Dès le 2 juillet 1940, l'opération « Catapult» était lancée. Par des ruses diverses ou par la menace, des officiers britanniques montent à bord des navires français amarrés dans leurs ports, à Portsmouth et Plymouth. Capturés, les marins et officiers se voient proposer de rejoindre de Gaulle. La plupart refusent, par fidélité au gouvernement légitime, et se font rapatrier.

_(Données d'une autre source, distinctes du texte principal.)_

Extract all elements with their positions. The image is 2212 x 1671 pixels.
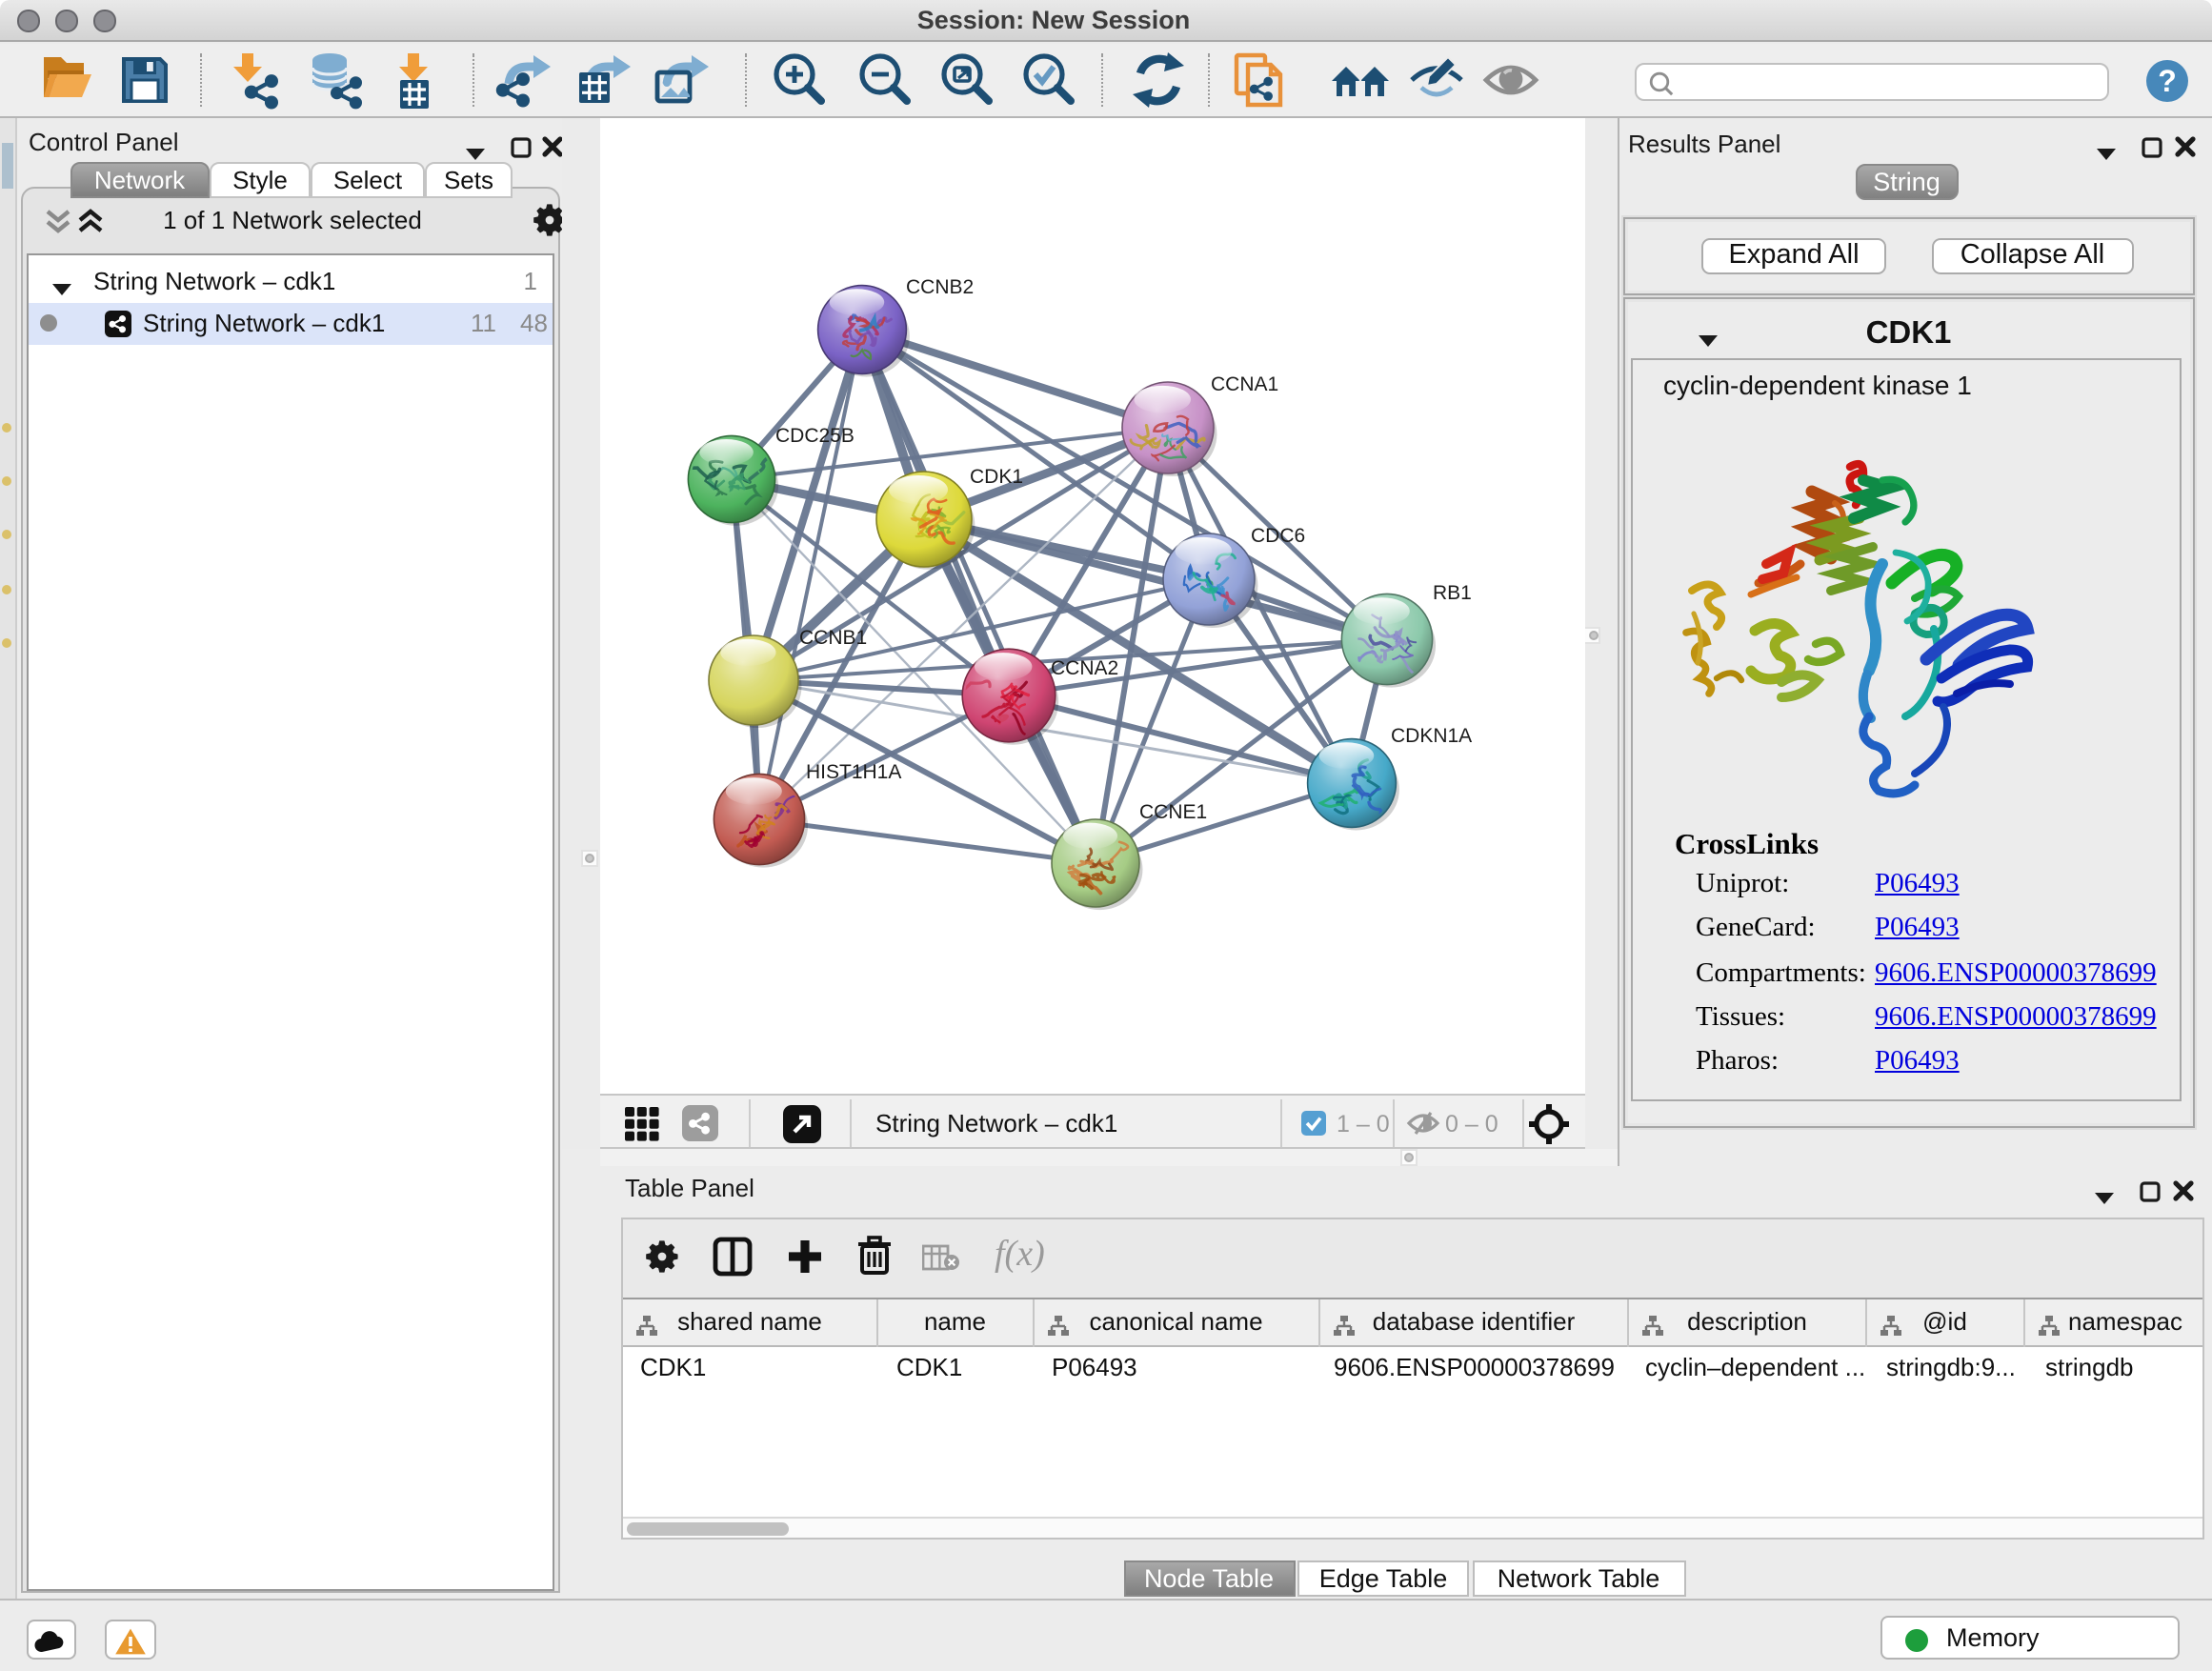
- svg-text:CCNA2: CCNA2: [1050, 657, 1117, 679]
- svg-text:CDKN1A: CDKN1A: [1390, 725, 1471, 747]
- svg-text:f(x): f(x): [995, 1233, 1045, 1273]
- svg-text:CDK1: CDK1: [969, 466, 1022, 488]
- svg-text:CDC6: CDC6: [1250, 525, 1304, 547]
- svg-text:CCNB1: CCNB1: [798, 627, 866, 649]
- svg-text:?: ?: [2158, 63, 2177, 97]
- svg-text:RB1: RB1: [1432, 582, 1471, 604]
- svg-text:CCNA1: CCNA1: [1210, 373, 1277, 395]
- svg-text:CCNE1: CCNE1: [1138, 801, 1206, 823]
- svg-text:CCNB2: CCNB2: [905, 276, 973, 298]
- svg-text:HIST1H1A: HIST1H1A: [805, 761, 900, 783]
- svg-text:CDC25B: CDC25B: [774, 425, 854, 447]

Les Anglais excluent de s'en prendre aux navires français amarrés à Toulon, car leur attaque est risquée et d'autre part inciterait les Allemands à occuper ce port, pour l'heure épargné. L'escadre amarrée dans la rade de Mers el-Kébir, en Algérie, paraît davantage à leur portée.

Churchill doit résister dans son propre cabinet de guerre à ceux qui conservent l'espoir d'amadouer Hitler ! Le Premier ministre voit donc dans l'attaque de Mers el-Kébir un double avantage : d'une part enlever aux Allemands toute chance de s'emparer des navires, d'autre part - le plus important sans doute à ses yeux - briser tout espoir d'accommodement avec le Führer et ses douteux comparses de Vichy.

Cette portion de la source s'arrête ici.